Saut mengatakan permintaan jalan tol harus dibuktikan dengan ramainya minat pengguna pelabuhan. Memang menurutnya hal ini wajar, namanya juga bisnis.

"Terkadang penyedia, investor, dan atau operator jalan tol juga mengambil sikap wait and see untuk menunggu realisasi terbentuknya permintaan yang kuat secara faktual di pelabuhan. Baru lah aksi penyediaan jalan terjadi," kata Saut kepada detikcom, Minggu (30/5/2021).

"Karena secara urutan, penyedia tol biasanya menunggu realisasi timbulnya trafik dan permintaannya. Hal ini logis secara bisnis memang," tambahnya.

Dia mengungkapkan, bisa saja paket penyediaan jalan tol ini digabungkan dengan paket pembangunan pelabuhan. Namun, risiko investasinya sangat besar, ujungnya berpengaruh ke biaya pembangunan pelabuhan. Terlebih lagi, waktu pembangunannya pun tak bisa disatukan.

"Kecuali pembangunan pelabuhan itu menjadi satu paket dengan jalur aksesibilitasnya termasuk ke jalur tol. Tentu konsekuensinya level investasi atau capital expenses, pelabuhan akan menjadi lebih mahal. Makanya, akhirnya diputuskan terpisah, dan akibatnya urutannya secara waktu pun berbeda realisasinya," papar Saut.

Sebagai contoh, dia mengambil kasus Pelabuhan Patimban. Sejak awal rencana pembangunan jalan tol khusus ke pelabuhan ini sudah dibahas. Namun, sampai saat nampaknya investor penyedia jalan tol masih menunggu fakta permintaan trafik pelabuhan.

"Semisal kasus Pelabuhan Patimban yang belum tersambung dengan jalur tol Cikopo-Palimanan (Cipali) saat ini. Walaupun rencana untuk menyambungkannya sudah mulai muncul sejak awal.

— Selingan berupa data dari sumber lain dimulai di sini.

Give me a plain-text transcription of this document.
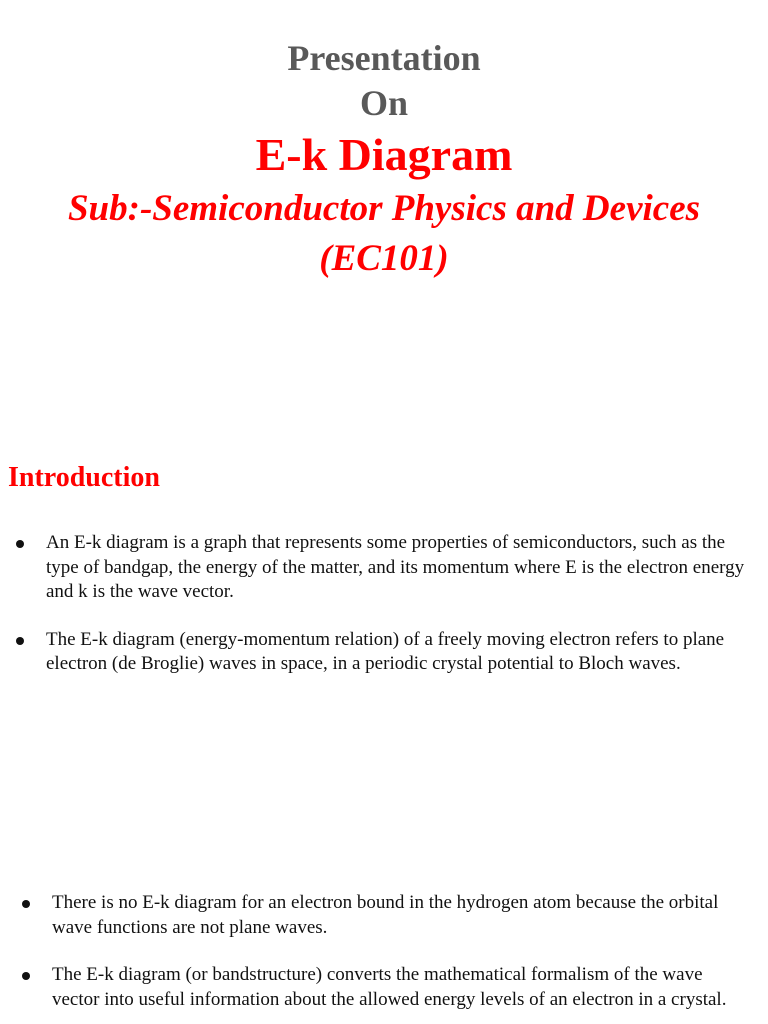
Presentation

On

E-k Diagram

Sub:-Semiconductor Physics and Devices

(EC101)

Introduction
An E-k diagram is a graph that represents some properties of semiconductors, such as the type of bandgap, the energy of the matter, and its momentum where E is the electron energy and k is the wave vector.
The E-k diagram (energy-momentum relation) of a freely moving electron refers to plane electron (de Broglie) waves in space, in a periodic crystal potential to Bloch waves.
There is no E-k diagram for an electron bound in the hydrogen atom because the orbital wave functions are not plane waves.
The E-k diagram (or bandstructure) converts the mathematical formalism of the wave vector into useful information about the allowed energy levels of an electron in a crystal.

Hal ini mungkin akan segera cepat terealisasi dengan fakta permintaan trafik yang mulai timbul," kata Saut.

"Hal itu sebagai tuntutan jasa angkutan akses sambungan tol Cipali-Patimban," sambungnya.

Dari catatan detikcom, Pelabuhan Patimban baru punya akses jalan masuk dari jalan nasional Pantura. Jalan akses itu sudah dibangun sepanjang 8 km, bentuknya sudah diaspal dan cukup mulus.

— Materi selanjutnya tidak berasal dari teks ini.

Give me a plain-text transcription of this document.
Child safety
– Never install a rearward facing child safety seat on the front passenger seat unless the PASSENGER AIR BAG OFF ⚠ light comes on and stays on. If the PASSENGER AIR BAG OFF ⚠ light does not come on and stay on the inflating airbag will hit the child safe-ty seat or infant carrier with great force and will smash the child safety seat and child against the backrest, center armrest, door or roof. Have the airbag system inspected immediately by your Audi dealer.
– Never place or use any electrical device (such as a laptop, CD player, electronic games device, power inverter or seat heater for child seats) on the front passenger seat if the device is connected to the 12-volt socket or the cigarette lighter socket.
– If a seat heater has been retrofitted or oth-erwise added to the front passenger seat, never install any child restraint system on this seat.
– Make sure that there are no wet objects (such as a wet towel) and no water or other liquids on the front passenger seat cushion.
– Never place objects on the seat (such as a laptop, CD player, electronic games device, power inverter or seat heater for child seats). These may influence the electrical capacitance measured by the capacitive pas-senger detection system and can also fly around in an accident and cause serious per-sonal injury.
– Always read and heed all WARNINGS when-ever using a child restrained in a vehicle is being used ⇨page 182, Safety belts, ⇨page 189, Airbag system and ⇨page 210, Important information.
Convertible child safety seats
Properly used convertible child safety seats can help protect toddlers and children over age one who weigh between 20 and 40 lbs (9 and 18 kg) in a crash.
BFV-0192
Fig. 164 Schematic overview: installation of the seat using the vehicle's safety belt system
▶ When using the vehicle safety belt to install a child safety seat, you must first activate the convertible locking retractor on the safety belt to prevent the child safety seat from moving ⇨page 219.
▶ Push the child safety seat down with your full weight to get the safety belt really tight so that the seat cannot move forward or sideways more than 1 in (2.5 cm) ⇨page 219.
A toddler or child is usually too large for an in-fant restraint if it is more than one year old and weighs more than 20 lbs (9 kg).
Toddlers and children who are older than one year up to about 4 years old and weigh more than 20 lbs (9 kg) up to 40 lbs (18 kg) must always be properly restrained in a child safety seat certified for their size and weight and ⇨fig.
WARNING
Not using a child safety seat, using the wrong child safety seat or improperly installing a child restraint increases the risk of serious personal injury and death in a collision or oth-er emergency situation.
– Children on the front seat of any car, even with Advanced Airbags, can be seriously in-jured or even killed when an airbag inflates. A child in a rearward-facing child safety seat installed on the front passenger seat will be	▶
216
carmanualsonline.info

Jalan masuk itu dibuat sepanjang 8 km itu dengan memiliki 2 jalur, tiap jalur memiliki 2 lajur, dan sudah dilengkapi dengan separator. Jalan akses Patimban ini dibuat layang, karena tanah di bawahnya adalah tanah rawa dan persawahan.

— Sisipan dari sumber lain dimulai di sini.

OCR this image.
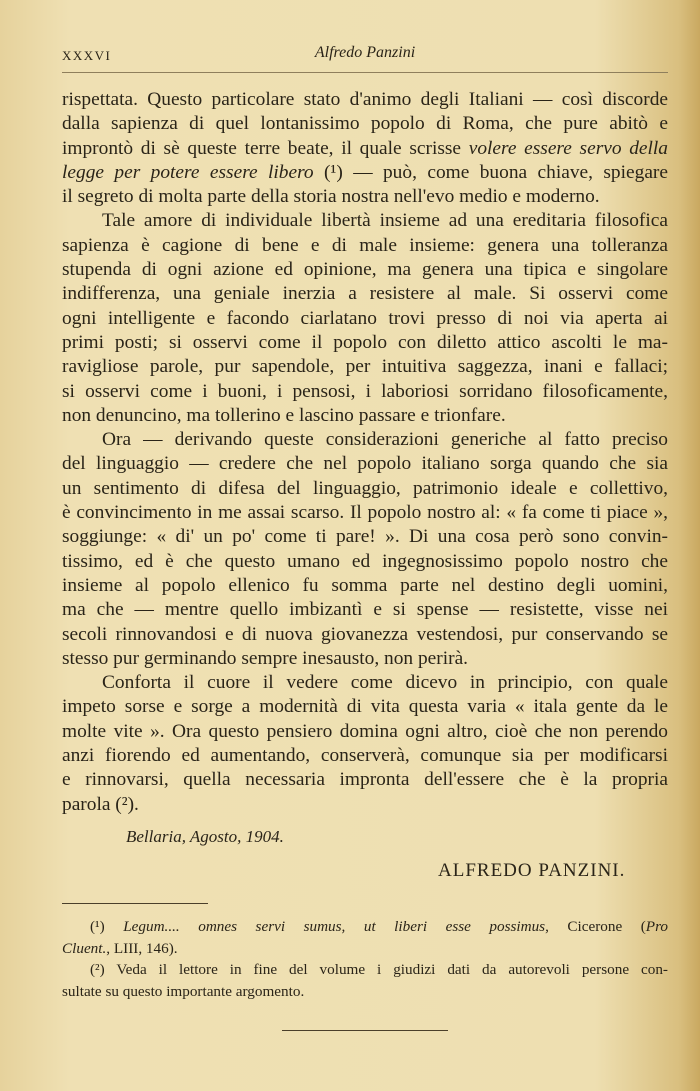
XXXVI	Alfredo Panzini

rispettata. Questo particolare stato d'animo degli Italiani — così discorde
dalla sapienza di quel lontanissimo popolo di Roma, che pure abitò e
improntò di sè queste terre beate, il quale scrisse volere essere servo della
legge per potere essere libero (¹) — può, come buona chiave, spiegare
il segreto di molta parte della storia nostra nell'evo medio e moderno.

Tale amore di individuale libertà insieme ad una ereditaria filosofica
sapienza è cagione di bene e di male insieme: genera una tolleranza
stupenda di ogni azione ed opinione, ma genera una tipica e singolare
indifferenza, una geniale inerzia a resistere al male. Si osservi come
ogni intelligente e facondo ciarlatano trovi presso di noi via aperta ai
primi posti; si osservi come il popolo con diletto attico ascolti le ma-
ravigliose parole, pur sapendole, per intuitiva saggezza, inani e fallaci;
si osservi come i buoni, i pensosi, i laboriosi sorridano filosoficamente,
non denuncino, ma tollerino e lascino passare e trionfare.

Ora — derivando queste considerazioni generiche al fatto preciso
del linguaggio — credere che nel popolo italiano sorga quando che sia
un sentimento di difesa del linguaggio, patrimonio ideale e collettivo,
è convincimento in me assai scarso. Il popolo nostro al: « fa come ti piace »,
soggiunge: « di' un po' come ti pare! ». Di una cosa però sono convin-
tissimo, ed è che questo umano ed ingegnosissimo popolo nostro che
insieme al popolo ellenico fu somma parte nel destino degli uomini,
ma che — mentre quello imbizantì e si spense — resistette, visse nei
secoli rinnovandosi e di nuova giovanezza vestendosi, pur conservando se
stesso pur germinando sempre inesausto, non perirà.

Conforta il cuore il vedere come dicevo in principio, con quale
impeto sorse e sorge a modernità di vita questa varia « itala gente da le
molte vite ». Ora questo pensiero domina ogni altro, cioè che non perendo
anzi fiorendo ed aumentando, conserverà, comunque sia per modificarsi
e rinnovarsi, quella necessaria impronta dell'essere che è la propria
parola (²).

Bellaria, Agosto, 1904.
ALFREDO PANZINI.
(¹) Legum.... omnes servi sumus, ut liberi esse possimus, Cicerone (Pro
Cluent., LIII, 146).
(²) Veda il lettore in fine del volume i giudizi dati da autorevoli persone con-
sultate su questo importante argomento.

Untuk jalan tolnya sendiri, saat ini belum dibangun. Namun, rencananya jalan tol akan dibangun sepanjang 37 km. Jalan tol akses Pelabuhan Patimban akan dibangun tersambung dengan tol Cikopo-Palimanan aliad Cipali. Pintu masuknya ada di KM 89.

Kabar terakhir, Kementerian Pekerjaan Umum dan Perumahan Rakyat (PUPR) sedang menjajaki minat pasar atau market sounding melalui skema Kerja sama Pemerintah dengan Badan Usaha (KPBU) untuk tol Patimban.

Di sisi lain, menurut pengamat transportasi dari Masyarakat Transportasi Indonesia (MTI) Djoko Setijowarno memang perlu ada standar minimal untuk jalan akses ke pelabuhan. Misalnya, untuk pelabuhan harus ada jalan dua jalur, di tiap jalur minimal ada 2 lajur.

"Soal akses itu harusnya ada standar minimalnya. Misalnya pelabuhan barang harus dikasihin jalan yg lebar minimal dua jalur dua lajur," ungkap Djoko kepada detikcom.

Jalan itu harus mampu dilalui kendaraan dengan muatan sumbu terberat (MST) mencapai 8 ton. Kemudian pelabuhan juga mesti dihubungkan ke jalan tol atau nasional agar mobilisasi pengguna pelabuhan bisa dilakukan dengan mudah.

"Lalu jalan itu MST-nya 8 ton. Karena ini kan butuh dilewati kendaraan besar kalau pelabuhan barang. Lalu dihubungkan ke jalan nasional, atau jalan tol jadi lebih cepat mobilisasinya," kata Djoko.